鹿島支所長を勤められた後は、第二特別研究室長に着任されました。第二特別研究室長時代のことは、残念ながら私は全く交流がなく知りません。但し、第二特別研究室長時代に電波研究所ニュースに書かれた文章を拝見すると、No.139 (1987.10) に、「長波及び地電流の観測による地震予知」について、また、通信総合研究所ニュースNo.174 (1990.9) に、「電界の観測による地震予知-99%以上の確率で地震前兆の電界を観測中-」との記述が見られます。地震予知の研究は、非常に重要なものですが、またほぼ不可能と言っても良いほどの非常に難しいものであります。文章の中では、高橋さんは、『今後も確実に起こる大地震に伴う被害を、可能な限り小さく押さえるために、種々の予知手法の中でも確実性の高い地震電流、長波による予知の研究を着実に推し進める必要がある』と述べられておられます。その信念のもとに、同じテーマに関わっておられた、科学技術庁防災科学技術センターの方々や、海外の研究者の方々と研究を進められたのだと思います。平成5年度に定年退官されたと思うのですが、通信総合研究所ニュースNo.234 (1995.8) に、「電磁波による地震予知」との記述が見られますので、その後も、標準計測部時空技術研究室に籍をおかれて、地震予知の研究を続けられたようです。
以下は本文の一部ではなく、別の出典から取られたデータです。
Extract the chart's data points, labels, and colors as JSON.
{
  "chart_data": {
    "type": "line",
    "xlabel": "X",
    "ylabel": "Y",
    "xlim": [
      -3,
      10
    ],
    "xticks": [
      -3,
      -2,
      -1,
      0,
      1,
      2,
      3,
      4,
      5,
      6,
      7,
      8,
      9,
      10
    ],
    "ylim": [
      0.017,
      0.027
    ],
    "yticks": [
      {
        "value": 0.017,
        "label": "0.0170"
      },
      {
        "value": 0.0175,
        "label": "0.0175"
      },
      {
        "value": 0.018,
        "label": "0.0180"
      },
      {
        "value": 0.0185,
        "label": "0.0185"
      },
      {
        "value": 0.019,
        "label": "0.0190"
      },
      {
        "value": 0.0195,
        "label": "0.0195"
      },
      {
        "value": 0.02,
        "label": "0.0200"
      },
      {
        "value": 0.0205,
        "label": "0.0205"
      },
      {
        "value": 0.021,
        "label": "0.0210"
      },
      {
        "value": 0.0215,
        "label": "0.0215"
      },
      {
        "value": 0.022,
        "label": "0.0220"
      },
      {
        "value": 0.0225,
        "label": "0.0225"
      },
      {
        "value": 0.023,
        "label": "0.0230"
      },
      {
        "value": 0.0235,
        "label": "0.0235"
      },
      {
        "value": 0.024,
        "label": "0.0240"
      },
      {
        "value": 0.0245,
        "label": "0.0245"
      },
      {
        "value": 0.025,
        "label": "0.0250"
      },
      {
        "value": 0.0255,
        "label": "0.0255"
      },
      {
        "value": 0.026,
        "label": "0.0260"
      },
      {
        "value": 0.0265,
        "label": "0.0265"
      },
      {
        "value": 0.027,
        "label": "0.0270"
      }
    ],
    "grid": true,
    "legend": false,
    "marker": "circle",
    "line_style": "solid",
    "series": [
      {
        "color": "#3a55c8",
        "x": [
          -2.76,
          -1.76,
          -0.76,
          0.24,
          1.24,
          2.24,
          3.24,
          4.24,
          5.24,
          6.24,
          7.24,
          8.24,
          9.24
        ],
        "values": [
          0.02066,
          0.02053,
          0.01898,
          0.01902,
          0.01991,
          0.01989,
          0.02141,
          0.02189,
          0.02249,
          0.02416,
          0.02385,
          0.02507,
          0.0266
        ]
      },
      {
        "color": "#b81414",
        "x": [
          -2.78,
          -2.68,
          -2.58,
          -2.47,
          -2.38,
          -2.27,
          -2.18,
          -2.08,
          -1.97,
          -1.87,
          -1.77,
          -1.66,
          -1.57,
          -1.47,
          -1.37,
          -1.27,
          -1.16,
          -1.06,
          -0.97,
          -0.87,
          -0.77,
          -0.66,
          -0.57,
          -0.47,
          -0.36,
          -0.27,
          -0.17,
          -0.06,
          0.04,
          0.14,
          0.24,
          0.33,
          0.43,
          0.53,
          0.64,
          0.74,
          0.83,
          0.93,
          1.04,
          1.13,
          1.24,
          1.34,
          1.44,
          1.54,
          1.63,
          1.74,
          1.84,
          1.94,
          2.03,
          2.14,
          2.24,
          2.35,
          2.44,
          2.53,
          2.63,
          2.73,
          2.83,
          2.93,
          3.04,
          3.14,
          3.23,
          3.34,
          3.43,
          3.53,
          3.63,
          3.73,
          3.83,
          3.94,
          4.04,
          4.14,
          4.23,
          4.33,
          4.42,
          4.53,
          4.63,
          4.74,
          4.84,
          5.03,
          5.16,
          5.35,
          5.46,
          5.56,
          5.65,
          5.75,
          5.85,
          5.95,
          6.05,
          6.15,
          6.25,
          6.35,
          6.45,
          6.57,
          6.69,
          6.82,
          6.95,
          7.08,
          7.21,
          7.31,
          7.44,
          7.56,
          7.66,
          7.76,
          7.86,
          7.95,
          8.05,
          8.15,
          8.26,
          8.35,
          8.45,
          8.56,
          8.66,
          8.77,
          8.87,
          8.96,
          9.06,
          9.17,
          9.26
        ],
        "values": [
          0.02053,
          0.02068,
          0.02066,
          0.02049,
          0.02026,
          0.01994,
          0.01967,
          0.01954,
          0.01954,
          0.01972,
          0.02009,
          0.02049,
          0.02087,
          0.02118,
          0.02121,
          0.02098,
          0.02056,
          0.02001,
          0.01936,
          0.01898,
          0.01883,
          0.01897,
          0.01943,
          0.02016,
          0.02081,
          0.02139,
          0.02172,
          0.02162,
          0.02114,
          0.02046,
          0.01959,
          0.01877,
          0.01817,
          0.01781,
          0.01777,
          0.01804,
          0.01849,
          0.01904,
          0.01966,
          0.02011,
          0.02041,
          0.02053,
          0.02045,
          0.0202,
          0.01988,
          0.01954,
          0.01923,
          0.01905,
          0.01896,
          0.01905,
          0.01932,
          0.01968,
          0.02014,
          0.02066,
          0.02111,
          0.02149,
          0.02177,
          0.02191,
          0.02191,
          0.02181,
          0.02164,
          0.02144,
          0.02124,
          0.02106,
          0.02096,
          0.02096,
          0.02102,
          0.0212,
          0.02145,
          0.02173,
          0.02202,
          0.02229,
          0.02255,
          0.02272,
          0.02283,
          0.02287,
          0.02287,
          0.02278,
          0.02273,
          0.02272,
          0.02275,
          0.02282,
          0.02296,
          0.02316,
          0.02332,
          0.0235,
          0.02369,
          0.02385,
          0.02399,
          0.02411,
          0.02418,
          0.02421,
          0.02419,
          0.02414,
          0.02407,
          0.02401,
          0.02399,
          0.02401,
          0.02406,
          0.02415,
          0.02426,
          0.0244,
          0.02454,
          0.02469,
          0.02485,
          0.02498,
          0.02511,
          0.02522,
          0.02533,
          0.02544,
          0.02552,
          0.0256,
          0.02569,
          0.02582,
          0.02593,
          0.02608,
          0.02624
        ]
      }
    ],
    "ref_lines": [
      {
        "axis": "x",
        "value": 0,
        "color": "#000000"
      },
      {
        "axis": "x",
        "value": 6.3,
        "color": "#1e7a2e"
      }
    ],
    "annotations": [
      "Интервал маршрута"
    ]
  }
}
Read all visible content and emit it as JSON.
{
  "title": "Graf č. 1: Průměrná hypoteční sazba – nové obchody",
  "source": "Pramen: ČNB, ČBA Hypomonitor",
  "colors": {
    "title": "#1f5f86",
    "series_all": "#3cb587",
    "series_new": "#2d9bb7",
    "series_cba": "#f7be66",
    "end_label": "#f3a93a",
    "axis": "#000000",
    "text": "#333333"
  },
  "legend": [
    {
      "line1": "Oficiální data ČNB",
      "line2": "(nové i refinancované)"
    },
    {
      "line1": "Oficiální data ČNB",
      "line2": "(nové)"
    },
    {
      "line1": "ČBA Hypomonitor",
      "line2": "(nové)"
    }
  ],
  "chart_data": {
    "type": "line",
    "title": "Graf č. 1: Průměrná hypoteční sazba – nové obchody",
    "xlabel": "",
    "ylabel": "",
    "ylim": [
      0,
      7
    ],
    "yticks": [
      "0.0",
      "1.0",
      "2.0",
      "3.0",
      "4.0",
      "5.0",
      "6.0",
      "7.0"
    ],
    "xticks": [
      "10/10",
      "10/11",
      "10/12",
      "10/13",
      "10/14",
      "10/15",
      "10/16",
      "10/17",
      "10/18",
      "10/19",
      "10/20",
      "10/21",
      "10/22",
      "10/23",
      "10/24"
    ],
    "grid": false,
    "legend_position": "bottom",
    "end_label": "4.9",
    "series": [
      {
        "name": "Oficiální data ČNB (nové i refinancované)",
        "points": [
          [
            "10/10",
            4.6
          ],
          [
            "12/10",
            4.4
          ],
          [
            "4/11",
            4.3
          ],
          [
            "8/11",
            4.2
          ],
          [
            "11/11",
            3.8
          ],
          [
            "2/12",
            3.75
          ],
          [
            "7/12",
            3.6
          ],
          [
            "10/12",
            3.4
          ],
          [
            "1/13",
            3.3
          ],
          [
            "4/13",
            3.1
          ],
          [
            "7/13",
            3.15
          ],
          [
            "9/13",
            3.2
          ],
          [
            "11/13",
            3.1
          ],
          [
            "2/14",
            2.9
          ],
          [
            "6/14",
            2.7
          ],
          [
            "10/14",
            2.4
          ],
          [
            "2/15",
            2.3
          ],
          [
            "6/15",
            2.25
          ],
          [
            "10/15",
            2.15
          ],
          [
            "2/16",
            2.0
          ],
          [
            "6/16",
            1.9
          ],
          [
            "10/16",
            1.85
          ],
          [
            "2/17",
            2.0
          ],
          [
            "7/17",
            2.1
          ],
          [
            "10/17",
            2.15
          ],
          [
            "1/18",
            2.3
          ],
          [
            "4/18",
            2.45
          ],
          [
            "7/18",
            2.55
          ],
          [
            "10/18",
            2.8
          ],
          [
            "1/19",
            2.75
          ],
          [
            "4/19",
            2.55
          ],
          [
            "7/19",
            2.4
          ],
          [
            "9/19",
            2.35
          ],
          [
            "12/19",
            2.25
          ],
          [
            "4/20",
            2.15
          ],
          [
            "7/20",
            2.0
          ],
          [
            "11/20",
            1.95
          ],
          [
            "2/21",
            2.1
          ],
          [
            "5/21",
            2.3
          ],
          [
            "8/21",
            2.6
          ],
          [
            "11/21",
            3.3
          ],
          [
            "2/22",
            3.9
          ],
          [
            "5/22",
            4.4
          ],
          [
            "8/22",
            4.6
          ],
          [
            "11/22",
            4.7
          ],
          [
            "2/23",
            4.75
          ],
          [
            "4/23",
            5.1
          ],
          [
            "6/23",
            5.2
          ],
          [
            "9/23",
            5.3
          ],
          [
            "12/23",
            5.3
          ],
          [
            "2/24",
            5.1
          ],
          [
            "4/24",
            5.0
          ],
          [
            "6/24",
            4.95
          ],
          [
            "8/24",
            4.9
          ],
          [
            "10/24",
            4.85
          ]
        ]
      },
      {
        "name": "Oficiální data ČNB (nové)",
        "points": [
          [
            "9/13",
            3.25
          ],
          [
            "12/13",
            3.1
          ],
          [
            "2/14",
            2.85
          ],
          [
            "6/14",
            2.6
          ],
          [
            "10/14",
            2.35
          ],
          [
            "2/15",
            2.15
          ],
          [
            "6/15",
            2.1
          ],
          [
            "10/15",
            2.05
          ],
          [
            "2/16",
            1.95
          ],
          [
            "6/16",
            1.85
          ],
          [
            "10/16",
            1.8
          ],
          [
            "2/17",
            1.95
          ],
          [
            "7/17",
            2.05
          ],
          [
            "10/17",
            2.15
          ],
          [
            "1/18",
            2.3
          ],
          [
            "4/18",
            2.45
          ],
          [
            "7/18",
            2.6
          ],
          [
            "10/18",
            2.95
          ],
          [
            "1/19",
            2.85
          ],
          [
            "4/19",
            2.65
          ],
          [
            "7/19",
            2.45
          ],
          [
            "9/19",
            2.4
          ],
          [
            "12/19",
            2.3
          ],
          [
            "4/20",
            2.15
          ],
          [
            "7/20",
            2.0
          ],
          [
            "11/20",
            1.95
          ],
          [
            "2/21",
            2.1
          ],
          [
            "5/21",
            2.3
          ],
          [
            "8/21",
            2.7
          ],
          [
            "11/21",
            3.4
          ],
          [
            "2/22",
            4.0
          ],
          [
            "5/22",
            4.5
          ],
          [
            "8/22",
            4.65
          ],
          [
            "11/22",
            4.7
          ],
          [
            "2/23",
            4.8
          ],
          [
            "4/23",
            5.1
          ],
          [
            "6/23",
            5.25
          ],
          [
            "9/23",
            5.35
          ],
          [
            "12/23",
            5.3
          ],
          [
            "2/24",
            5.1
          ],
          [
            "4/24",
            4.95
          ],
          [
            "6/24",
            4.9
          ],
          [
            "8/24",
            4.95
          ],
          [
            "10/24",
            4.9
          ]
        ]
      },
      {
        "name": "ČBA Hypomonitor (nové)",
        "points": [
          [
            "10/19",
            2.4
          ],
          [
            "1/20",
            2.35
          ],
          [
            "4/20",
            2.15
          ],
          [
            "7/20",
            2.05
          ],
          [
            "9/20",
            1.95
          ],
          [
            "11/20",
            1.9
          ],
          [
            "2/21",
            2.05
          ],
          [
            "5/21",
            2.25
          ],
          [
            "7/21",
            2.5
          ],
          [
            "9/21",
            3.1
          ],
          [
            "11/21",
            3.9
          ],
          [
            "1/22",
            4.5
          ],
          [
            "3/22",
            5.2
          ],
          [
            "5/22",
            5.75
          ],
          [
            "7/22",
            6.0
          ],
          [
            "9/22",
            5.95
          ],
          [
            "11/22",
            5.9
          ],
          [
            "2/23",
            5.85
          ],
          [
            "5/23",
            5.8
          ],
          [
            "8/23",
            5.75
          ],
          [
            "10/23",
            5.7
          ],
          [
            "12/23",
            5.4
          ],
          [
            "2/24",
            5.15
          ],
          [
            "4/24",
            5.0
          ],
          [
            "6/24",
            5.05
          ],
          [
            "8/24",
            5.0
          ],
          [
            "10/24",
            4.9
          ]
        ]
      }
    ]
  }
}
高橋さんは、純粋な子供の様な好奇心を持って、電波に関する様々な研究に、とりわけ、人の生命に直結する、捜索救難通信システムや、地震予知の研究に取り組まれたのだと思います。研究に取り込む真摯な姿には、多くの教えられることがありました。

丁度、この原稿の推敲をしていたときに、能登半島で大地震が起きました。地震三要素(何時、何処で、どのような規模)の予知は、不可能と言われていますが、少しでも地震予知につながる研究の進展があることを期待したいと思います。高橋さんが心血をそそいで行われた地震予知の研究成果については、私は全く知りませんが、丁度、準天頂衛星の研究の先駆けとなる同期衛星軌道の研究を約40年前にされたように、高橋さんは、将来の地震予知の研究の先駆的な研究にされていたと後世に評価されるようなことになれば楽しいなと思います。心からご冥福をお祈り申し上げます。